C’est précisément, cette cécité sur le drame qui se joue, à
l’instant où il se joue, qui justifie qu’on en débatte
encore des années plus tard. Duby toujours : « Du
fait même qu’il est exceptionnel, l’événement tire avec lui
et fait émerger dans le flot de paroles qu’il libère, des
traces qui sans ce coup de filet, seraient demeurées dans
les ténèbres, inaperçues, les traces du plus banal, de ce
dont on parle rarement dans le quotidien de la vie et dont
on n’écrit jamais. »
Et ce n’est pas parce que 68 est entré dans les livres
d’histoire des lycéens que l’événement cessera pour autant
de faire clivage. Pas plus que la traite négrière, que la
Révolution française, que la Commune de Paris, que le coup
d’État bolchevique, que la Seconde Guerre mondiale, que la
guerre d’Algérie…
Voyez comme certains s’efforcent de réduire la plus grande
grève de l’histoire de France à un chahut d’étudiants.

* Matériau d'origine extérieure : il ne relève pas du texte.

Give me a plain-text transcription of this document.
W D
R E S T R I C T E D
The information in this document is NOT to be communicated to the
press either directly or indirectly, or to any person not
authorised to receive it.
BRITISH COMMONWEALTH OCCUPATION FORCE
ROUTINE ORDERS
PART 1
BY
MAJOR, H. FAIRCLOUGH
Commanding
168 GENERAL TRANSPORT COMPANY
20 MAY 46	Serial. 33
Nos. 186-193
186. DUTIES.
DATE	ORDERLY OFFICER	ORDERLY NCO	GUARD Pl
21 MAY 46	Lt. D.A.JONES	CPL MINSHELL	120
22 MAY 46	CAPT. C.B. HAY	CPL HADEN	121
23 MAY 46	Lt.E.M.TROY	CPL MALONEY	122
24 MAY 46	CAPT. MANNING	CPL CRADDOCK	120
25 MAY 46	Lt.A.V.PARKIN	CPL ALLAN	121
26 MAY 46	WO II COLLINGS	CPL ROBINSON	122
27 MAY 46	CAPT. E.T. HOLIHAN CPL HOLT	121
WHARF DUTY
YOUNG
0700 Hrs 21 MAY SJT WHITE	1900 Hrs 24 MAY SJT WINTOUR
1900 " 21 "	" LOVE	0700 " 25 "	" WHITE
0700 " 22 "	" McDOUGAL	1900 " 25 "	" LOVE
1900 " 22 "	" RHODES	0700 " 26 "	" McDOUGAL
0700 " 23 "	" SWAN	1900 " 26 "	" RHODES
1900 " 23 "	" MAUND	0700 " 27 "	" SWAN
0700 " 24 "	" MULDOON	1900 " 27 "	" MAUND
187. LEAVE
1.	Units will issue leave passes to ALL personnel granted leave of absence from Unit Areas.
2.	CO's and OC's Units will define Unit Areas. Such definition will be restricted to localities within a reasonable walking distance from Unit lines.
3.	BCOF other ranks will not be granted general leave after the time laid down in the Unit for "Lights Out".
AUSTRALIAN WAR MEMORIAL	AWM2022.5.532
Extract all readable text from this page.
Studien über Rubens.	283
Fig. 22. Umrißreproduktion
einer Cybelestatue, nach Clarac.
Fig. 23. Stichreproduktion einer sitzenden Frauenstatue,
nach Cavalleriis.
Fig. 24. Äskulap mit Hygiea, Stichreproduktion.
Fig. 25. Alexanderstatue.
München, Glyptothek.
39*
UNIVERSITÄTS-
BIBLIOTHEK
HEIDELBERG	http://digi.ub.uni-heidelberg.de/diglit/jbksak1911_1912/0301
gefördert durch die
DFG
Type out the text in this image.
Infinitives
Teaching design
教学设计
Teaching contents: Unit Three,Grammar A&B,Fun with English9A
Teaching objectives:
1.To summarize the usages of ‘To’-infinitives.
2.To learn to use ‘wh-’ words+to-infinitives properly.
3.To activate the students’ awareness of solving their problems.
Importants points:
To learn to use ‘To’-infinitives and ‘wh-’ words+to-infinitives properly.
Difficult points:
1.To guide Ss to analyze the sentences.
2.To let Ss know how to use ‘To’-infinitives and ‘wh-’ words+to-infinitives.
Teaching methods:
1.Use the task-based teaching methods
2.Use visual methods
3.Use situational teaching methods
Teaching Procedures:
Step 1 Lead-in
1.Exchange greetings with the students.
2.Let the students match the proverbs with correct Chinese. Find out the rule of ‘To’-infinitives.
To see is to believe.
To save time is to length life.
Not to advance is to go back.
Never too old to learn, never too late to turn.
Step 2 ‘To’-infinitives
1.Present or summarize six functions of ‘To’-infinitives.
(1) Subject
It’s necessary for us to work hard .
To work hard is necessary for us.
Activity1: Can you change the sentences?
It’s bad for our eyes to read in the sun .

Voyez comme il est difficile de mesurer les retombées
politiques du mouvement. Un échec ? Mais à quelle aune ?
Les résultats électoraux de juin ou bien le départ de
De Gaulle l’année suivante ? La discussion est tout aussi
ouverte sur l’appréciation qu’on porte sur les conséquences
économiques, sociales, culturelles, morales de Mai.
L’histoire ne dissout pas le conflit des interprétations,
elle devrait simplement empêcher de dire n’importe quoi. Ce
n’est qu’un début, le débat continue.